By Khetam Malkawi - May 15,2014 - Last updated at May 15,2014

AMMAN — Calling for Syrian nationals in Jordan to vote in the upcoming presidential elections, while using the premises of the Syrian embassy in Amman does not require the approval of Jordanian authorities, officials said on Thursday.

Khaled Kalaldeh, minister of political and parliamentary affairs,  said the government of Jordan has only received a “notification” from the Syrian embassy in Amman and not a “request” to hold polls in its premises.

“We cannot approve or reject this,” Kalaldeh told The Jordan Times, adding that all what we can approve or reject is providing security for them.

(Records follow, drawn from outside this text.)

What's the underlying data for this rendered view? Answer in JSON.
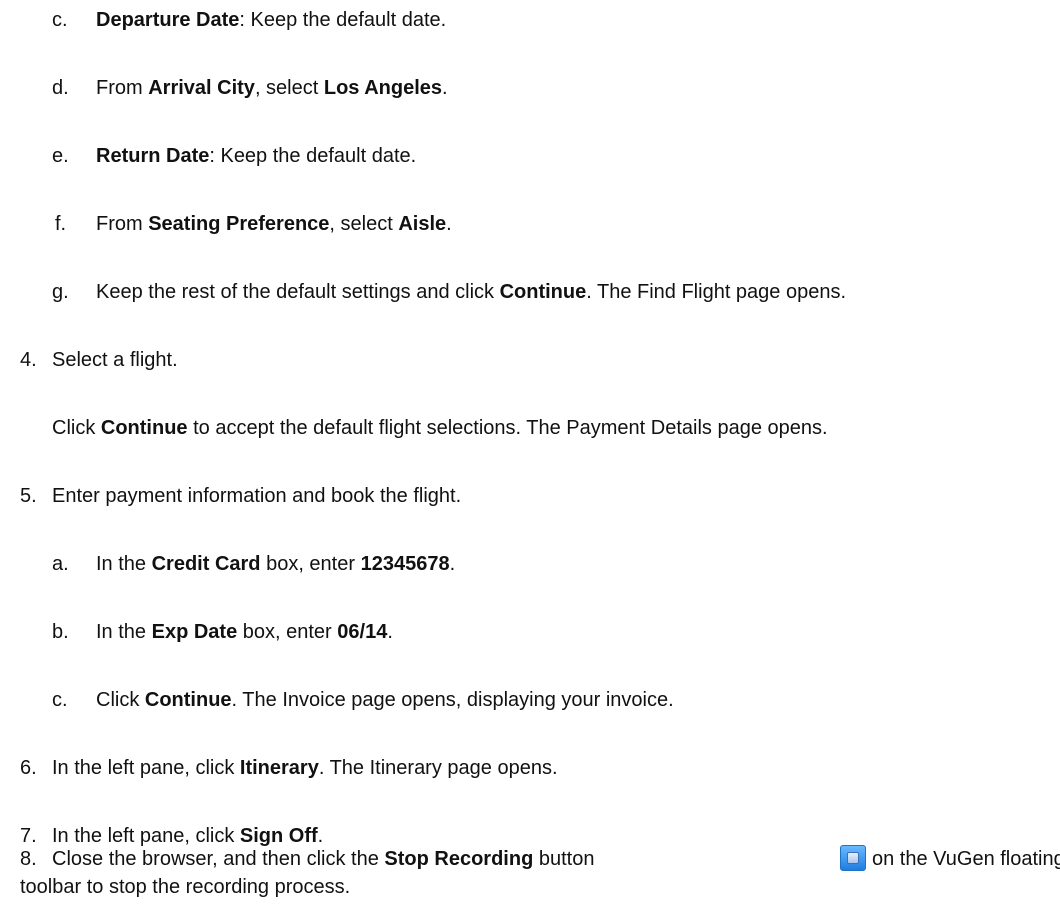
{
  "steps": [
    {
      "label": "c.",
      "parts": [
        {
          "t": "Departure Date",
          "b": true
        },
        {
          "t": ": Keep the default date.",
          "b": false
        }
      ]
    },
    {
      "label": "d.",
      "parts": [
        {
          "t": "From ",
          "b": false
        },
        {
          "t": "Arrival City",
          "b": true
        },
        {
          "t": ", select ",
          "b": false
        },
        {
          "t": "Los Angeles",
          "b": true
        },
        {
          "t": ".",
          "b": false
        }
      ]
    },
    {
      "label": "e.",
      "parts": [
        {
          "t": "Return Date",
          "b": true
        },
        {
          "t": ": Keep the default date.",
          "b": false
        }
      ]
    },
    {
      "label": "f.",
      "parts": [
        {
          "t": "From ",
          "b": false
        },
        {
          "t": "Seating Preference",
          "b": true
        },
        {
          "t": ", select ",
          "b": false
        },
        {
          "t": "Aisle",
          "b": true
        },
        {
          "t": ".",
          "b": false
        }
      ]
    },
    {
      "label": "g.",
      "parts": [
        {
          "t": "Keep the rest of the default settings and click ",
          "b": false
        },
        {
          "t": "Continue",
          "b": true
        },
        {
          "t": ". The Find Flight page opens.",
          "b": false
        }
      ]
    },
    {
      "label": "4.",
      "parts": [
        {
          "t": "Select a flight.",
          "b": false
        }
      ]
    },
    {
      "label": "",
      "parts": [
        {
          "t": "Click ",
          "b": false
        },
        {
          "t": "Continue",
          "b": true
        },
        {
          "t": " to accept the default flight selections. The Payment Details page opens.",
          "b": false
        }
      ]
    },
    {
      "label": "5.",
      "parts": [
        {
          "t": "Enter payment information and book the flight.",
          "b": false
        }
      ]
    },
    {
      "label": "a.",
      "parts": [
        {
          "t": "In the ",
          "b": false
        },
        {
          "t": "Credit Card",
          "b": true
        },
        {
          "t": " box, enter ",
          "b": false
        },
        {
          "t": "12345678",
          "b": true
        },
        {
          "t": ".",
          "b": false
        }
      ]
    },
    {
      "label": "b.",
      "parts": [
        {
          "t": "In the ",
          "b": false
        },
        {
          "t": "Exp Date",
          "b": true
        },
        {
          "t": " box, enter ",
          "b": false
        },
        {
          "t": "06/14",
          "b": true
        },
        {
          "t": ".",
          "b": false
        }
      ]
    },
    {
      "label": "c.",
      "parts": [
        {
          "t": "Click ",
          "b": false
        },
        {
          "t": "Continue",
          "b": true
        },
        {
          "t": ". The Invoice page opens, displaying your invoice.",
          "b": false
        }
      ]
    },
    {
      "label": "6.",
      "parts": [
        {
          "t": "In the left pane, click ",
          "b": false
        },
        {
          "t": "Itinerary",
          "b": true
        },
        {
          "t": ". The Itinerary page opens.",
          "b": false
        }
      ]
    },
    {
      "label": "7.",
      "parts": [
        {
          "t": "In the left pane, click ",
          "b": false
        },
        {
          "t": "Sign Off",
          "b": true
        },
        {
          "t": ".",
          "b": false
        }
      ]
    },
    {
      "label": "8.",
      "parts": [
        {
          "t": "Close the browser, and then click the ",
          "b": false
        },
        {
          "t": "Stop Recording",
          "b": true
        },
        {
          "t": " button ",
          "b": false
        }
      ]
    },
    {
      "label": "",
      "parts": [
        {
          "t": " on the VuGen floating",
          "b": false
        }
      ]
    },
    {
      "label": "",
      "parts": [
        {
          "t": "toolbar to stop the recording process.",
          "b": false
        }
      ]
    }
  ],
  "icon": "stop-recording-icon"
}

These views were also echoed by Omar Jazi, an expert in international law. Jazi said it is a “sovereign right” for any country to hold the elections for its nationals in any country provided it is within the vicinity of its embassy.

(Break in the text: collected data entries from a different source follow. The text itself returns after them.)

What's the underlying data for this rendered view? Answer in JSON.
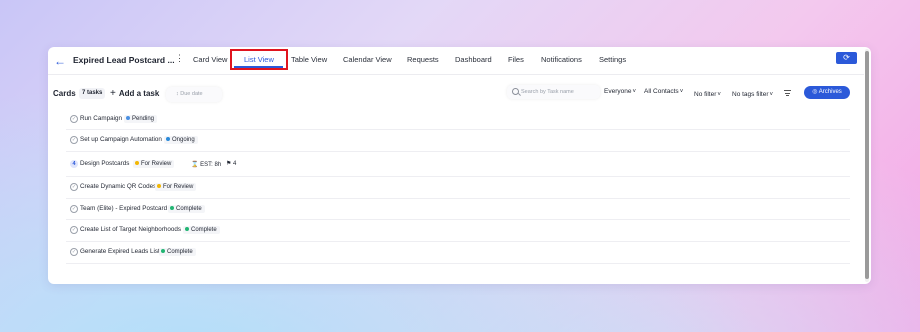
{
  "header": {
    "back_icon": "arrow-left-icon",
    "project_title": "Expired Lead Postcard ...",
    "more_icon": "kebab-icon",
    "tabs": [
      {
        "label": "Card View",
        "active": false
      },
      {
        "label": "List View",
        "active": true
      },
      {
        "label": "Table View",
        "active": false
      },
      {
        "label": "Calendar View",
        "active": false
      },
      {
        "label": "Requests",
        "active": false
      },
      {
        "label": "Dashboard",
        "active": false
      },
      {
        "label": "Files",
        "active": false
      },
      {
        "label": "Notifications",
        "active": false
      },
      {
        "label": "Settings",
        "active": false
      }
    ],
    "refresh_icon": "refresh-icon"
  },
  "toolbar": {
    "cards_label": "Cards",
    "task_count": "7 tasks",
    "add_task_label": "Add a task",
    "due_date_label": "Due date",
    "search_placeholder": "Search by Task name",
    "filters": [
      "Everyone",
      "All Contacts",
      "No filter",
      "No tags filter"
    ],
    "archives_label": "Archives"
  },
  "colors": {
    "accent": "#2b59d9",
    "highlight": "#e0141e",
    "pending": "#4a90e2",
    "ongoing": "#2b8ad9",
    "for_review": "#f2b705",
    "complete": "#22b573"
  },
  "tasks": [
    {
      "name": "Run Campaign",
      "status": "Pending",
      "status_key": "pending"
    },
    {
      "name": "Set up Campaign Automation",
      "status": "Ongoing",
      "status_key": "ongoing"
    },
    {
      "name": "Design Postcards",
      "status": "For Review",
      "status_key": "for_review",
      "subtask_count": "4",
      "est": "EST: 8h",
      "comments": "4"
    },
    {
      "name": "Create Dynamic QR Codes",
      "status": "For Review",
      "status_key": "for_review"
    },
    {
      "name": "Team (Elite) - Expired Postcard",
      "status": "Complete",
      "status_key": "complete"
    },
    {
      "name": "Create List of Target Neighborhoods",
      "status": "Complete",
      "status_key": "complete"
    },
    {
      "name": "Generate Expired Leads List",
      "status": "Complete",
      "status_key": "complete"
    }
  ]
}
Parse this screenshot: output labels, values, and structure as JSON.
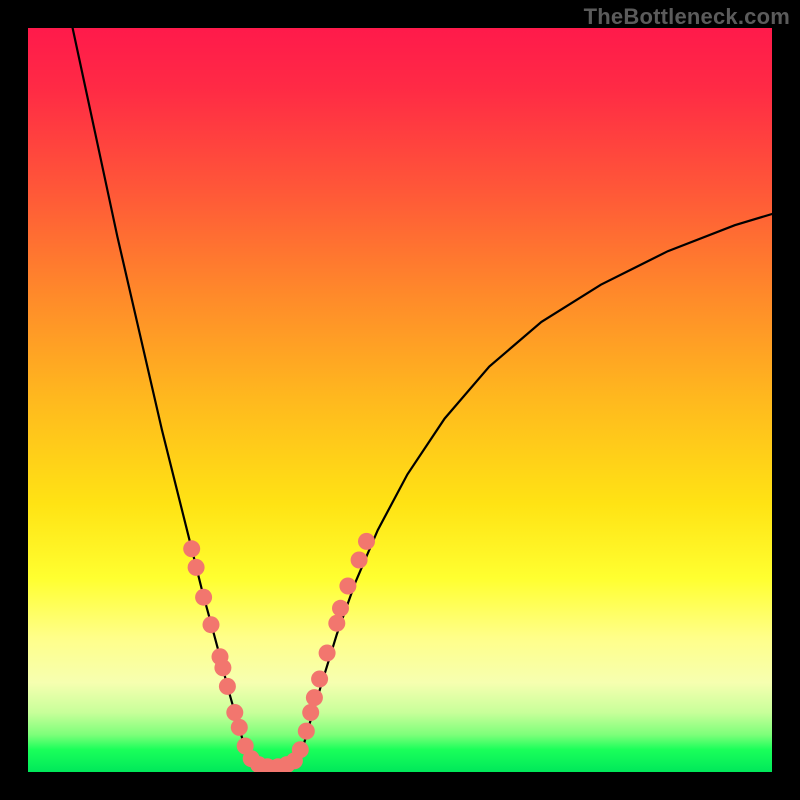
{
  "watermark": "TheBottleneck.com",
  "chart_data": {
    "type": "line",
    "title": "",
    "xlabel": "",
    "ylabel": "",
    "xlim": [
      0,
      100
    ],
    "ylim": [
      0,
      100
    ],
    "grid": false,
    "legend": false,
    "series": [
      {
        "name": "left-branch",
        "x": [
          6,
          9,
          12,
          15,
          18,
          20,
          22,
          23.5,
          24.6,
          25.8,
          26.8,
          27.8,
          28.8,
          30.0
        ],
        "y": [
          100,
          86,
          72,
          59,
          46,
          38,
          30,
          24,
          20,
          15.5,
          11.5,
          8,
          4.5,
          1.3
        ]
      },
      {
        "name": "floor",
        "x": [
          30.0,
          31.0,
          32.0,
          33.0,
          34.0,
          35.0,
          35.6,
          36.2
        ],
        "y": [
          1.3,
          0.8,
          0.6,
          0.5,
          0.6,
          0.8,
          1.1,
          1.4
        ]
      },
      {
        "name": "right-branch",
        "x": [
          36.2,
          37.0,
          38.0,
          39.5,
          41.5,
          44.0,
          47.0,
          51.0,
          56.0,
          62.0,
          69.0,
          77.0,
          86.0,
          95.0,
          100.0
        ],
        "y": [
          1.4,
          3.5,
          7.0,
          12.0,
          18.5,
          25.5,
          32.5,
          40.0,
          47.5,
          54.5,
          60.5,
          65.5,
          70.0,
          73.5,
          75.0
        ]
      }
    ],
    "markers": {
      "name": "highlight-dots",
      "color": "#f2766e",
      "radius": 8.5,
      "points": [
        {
          "x": 22.0,
          "y": 30.0
        },
        {
          "x": 22.6,
          "y": 27.5
        },
        {
          "x": 23.6,
          "y": 23.5
        },
        {
          "x": 24.6,
          "y": 19.8
        },
        {
          "x": 25.8,
          "y": 15.5
        },
        {
          "x": 26.2,
          "y": 14.0
        },
        {
          "x": 26.8,
          "y": 11.5
        },
        {
          "x": 27.8,
          "y": 8.0
        },
        {
          "x": 28.4,
          "y": 6.0
        },
        {
          "x": 29.2,
          "y": 3.5
        },
        {
          "x": 30.0,
          "y": 1.8
        },
        {
          "x": 31.0,
          "y": 1.0
        },
        {
          "x": 32.2,
          "y": 0.7
        },
        {
          "x": 33.6,
          "y": 0.7
        },
        {
          "x": 34.8,
          "y": 1.0
        },
        {
          "x": 35.8,
          "y": 1.5
        },
        {
          "x": 36.6,
          "y": 3.0
        },
        {
          "x": 37.4,
          "y": 5.5
        },
        {
          "x": 38.0,
          "y": 8.0
        },
        {
          "x": 38.5,
          "y": 10.0
        },
        {
          "x": 39.2,
          "y": 12.5
        },
        {
          "x": 40.2,
          "y": 16.0
        },
        {
          "x": 41.5,
          "y": 20.0
        },
        {
          "x": 42.0,
          "y": 22.0
        },
        {
          "x": 43.0,
          "y": 25.0
        },
        {
          "x": 44.5,
          "y": 28.5
        },
        {
          "x": 45.5,
          "y": 31.0
        }
      ]
    }
  }
}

Any vote-related activity outside the mission needs approval from the host country’s government, according to the expert.

There are no figures of the number of eligible voters among the 1.3 million Syrians living in Jordan, including around 107,000 within guarded refugee camps. 

“The role of the host country is to provide security or whatever is needed outside the embassy’s premises,” Jazi told The Jordan Times.

In a previous statement to the media, Foreign Minister Nasser Judeh said approving or rejecting the Syrian authorities’ request to allow its nationals in the Kingdom to vote in the upcoming presidential elections hinges on the country’s security.

He added that the government is still considering the request it had received from the Syrian embassy in Amman for allowing Syrians to vote in their country’s upcoming elections.

“We do not interfere in Syria’s affairs, but if a decision [allowing Syrians here to vote] will affect our security, we have the right,” to take the appropriate measure, Judeh told the press in response to a question during a press conference he held Tuesday.

The minister added that there is a state of polarisation among Syrians living in Jordan and “we do not want anything that might affect the security of our country”.

In response to these remarks, the Syrian embassy in the Kingdom also said it had sent a “notification”, not a request for permission.

In its statement the embassy confirmed that it has only asked the Jordanian government to provide security on the elections day as “this is the role of the host country”.

According to the latest official figures, around 1.3 million Syrians reside in Jordan.

Over 600,000 of them are registered as refugees, while the rest are not registered as some of them came to the country before the start of the crisis in their homeland.

The upcoming Syrian presidential elections are slated for June 3, according to reports, while Syrians residing abroad will cast their votes at their country’s embassies on May 28.

Currently, three candidates are running for the elections, including incumbent President Bashar Assad.

The other two are Maher Hajjar and Hassan Abdullah Al Nouri.

The UN says over 150,000 have been killed so far in the Syrian civil war, which started with peaceful anti-regime protests in 2011.